# Math Help - ode differiential equation

1. ## ode differiential equation

Could someone solve these:
xyy'+y^2=sinx by letting y^2=v
y'=2/(x+2y-3) by letting x+2y-3=v
2y'y''=1+(y')^2 by letting y'=v
or explain one and if they are similar then i'd be fine?

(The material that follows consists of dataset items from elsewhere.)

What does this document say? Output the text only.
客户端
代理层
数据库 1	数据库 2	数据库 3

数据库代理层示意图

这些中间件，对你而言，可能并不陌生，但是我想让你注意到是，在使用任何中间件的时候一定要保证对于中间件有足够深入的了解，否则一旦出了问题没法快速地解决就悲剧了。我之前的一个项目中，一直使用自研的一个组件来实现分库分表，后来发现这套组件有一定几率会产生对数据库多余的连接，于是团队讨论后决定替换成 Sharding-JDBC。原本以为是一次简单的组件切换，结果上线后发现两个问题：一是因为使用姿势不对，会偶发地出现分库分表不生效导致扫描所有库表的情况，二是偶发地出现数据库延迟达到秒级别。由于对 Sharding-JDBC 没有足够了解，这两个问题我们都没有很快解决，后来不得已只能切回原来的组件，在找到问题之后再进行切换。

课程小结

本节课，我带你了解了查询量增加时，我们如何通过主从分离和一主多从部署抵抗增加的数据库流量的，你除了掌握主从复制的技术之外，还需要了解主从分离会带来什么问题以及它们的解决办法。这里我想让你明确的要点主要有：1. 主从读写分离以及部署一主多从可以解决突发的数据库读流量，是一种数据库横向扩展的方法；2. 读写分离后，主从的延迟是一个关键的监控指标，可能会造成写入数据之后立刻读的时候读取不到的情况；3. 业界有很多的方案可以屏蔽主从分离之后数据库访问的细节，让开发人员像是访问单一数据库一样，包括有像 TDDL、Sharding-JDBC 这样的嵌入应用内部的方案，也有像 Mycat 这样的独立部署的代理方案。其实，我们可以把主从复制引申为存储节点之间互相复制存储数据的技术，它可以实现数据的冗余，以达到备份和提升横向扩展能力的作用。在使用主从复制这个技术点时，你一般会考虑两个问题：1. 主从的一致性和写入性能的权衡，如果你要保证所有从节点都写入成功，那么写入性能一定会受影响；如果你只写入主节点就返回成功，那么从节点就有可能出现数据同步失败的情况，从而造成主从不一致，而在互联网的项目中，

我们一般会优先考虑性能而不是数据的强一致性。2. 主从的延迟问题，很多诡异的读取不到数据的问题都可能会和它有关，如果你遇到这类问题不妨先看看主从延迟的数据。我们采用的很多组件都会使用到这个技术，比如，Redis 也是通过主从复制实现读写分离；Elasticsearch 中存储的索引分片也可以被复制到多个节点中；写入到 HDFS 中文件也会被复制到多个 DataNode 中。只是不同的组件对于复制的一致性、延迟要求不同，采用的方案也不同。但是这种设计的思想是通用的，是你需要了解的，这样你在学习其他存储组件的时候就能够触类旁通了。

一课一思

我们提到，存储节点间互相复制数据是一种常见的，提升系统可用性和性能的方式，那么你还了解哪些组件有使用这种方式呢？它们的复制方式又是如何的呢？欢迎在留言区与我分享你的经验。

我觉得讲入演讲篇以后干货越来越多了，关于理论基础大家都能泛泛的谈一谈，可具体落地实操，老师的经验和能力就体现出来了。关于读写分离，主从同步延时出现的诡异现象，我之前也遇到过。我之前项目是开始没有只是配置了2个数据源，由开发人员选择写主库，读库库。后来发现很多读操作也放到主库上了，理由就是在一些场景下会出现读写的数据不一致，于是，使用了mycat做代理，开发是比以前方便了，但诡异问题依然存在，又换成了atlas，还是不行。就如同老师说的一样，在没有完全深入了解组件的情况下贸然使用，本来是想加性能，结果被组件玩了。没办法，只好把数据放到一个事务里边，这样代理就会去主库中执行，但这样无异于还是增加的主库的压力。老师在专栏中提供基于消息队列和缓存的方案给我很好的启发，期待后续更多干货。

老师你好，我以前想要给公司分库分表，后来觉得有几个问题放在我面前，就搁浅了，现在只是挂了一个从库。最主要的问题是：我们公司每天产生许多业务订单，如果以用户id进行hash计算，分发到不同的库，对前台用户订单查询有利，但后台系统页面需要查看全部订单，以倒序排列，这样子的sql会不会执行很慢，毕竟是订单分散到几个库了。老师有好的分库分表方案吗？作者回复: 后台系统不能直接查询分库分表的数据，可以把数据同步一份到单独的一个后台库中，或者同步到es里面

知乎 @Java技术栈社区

2. Originally Posted by Monster32432421
Could someone solve these:

xyy'+y^2=sinx

or explain one and if they are similar then i'd be fine?
Hint:

Multiply both sides of the equation by $2x$

$2x^2yy'+2xy^2=2x\sin{x}$

$(x^2y^2)'=2x\sin{x}$

$x^2y^2=2\int{x\sin{x}\,dx}$

3. Originally Posted by Monster32432421
Could someone solve these:

2y'y''=1+(y')^2 by letting y'=v

or explain one and if they are similar then i'd be fine?
Hint:

$2y'y''=1+(y')^2$

$\dfrac{2y'y''}{1+(y')^2}=1$

$\Bigl(\ln(1+(y')^2)\Bigl)'=1$

$\ln(1+(y')^2)=x+C$

$1+(y')^2=e^{x+C}=C_1e^x$

$(y')^2=C_1e^x-1$

$y'=\pm\sqrt{C_1e^x-1}$

$y=\pm\int\!\sqrt{C_1e^x-1}\,dx$

4. Originally Posted by DeMath
Hint:

Multiply both sides of the equation by $2x$

$2x^2yy'+2xy^2=2x\sin{x}$

$(x^2y^2)'=2x\sin{x}$

$x^2y^2=2\int{x\sin{x}\,dx}$
I actually forgot to write the substitute for it... sorry... it's y^2=v

5. Originally Posted by DeMath
Hint:

$2y'y''=1+(y')^2$

$\dfrac{2y'y''}{1+(y')^2}=1$

$\Bigl(\ln(1+(y')^2)\Bigl)'=1$

$\ln(1+(y')^2)=x+C$

$1+(y')^2=e^{x+C}=C_1e^x$

$(y')^2=C_1e^x-1$

$y'=\pm\sqrt{C_1e^x-1}$

$y=\pm\int\!\sqrt{C_1e^x-1}\,dx$
how did you get from... $\dfrac{2y'y''}{1+(y')^2}=1$ to $\Bigl(\ln(1+(y')^2)\Bigl)'=1$

6. If you let $y' = v$ then $y'' = v'$ and you get

$2v \dfrac{dv}{dx} = 1 + v^2$ (separable).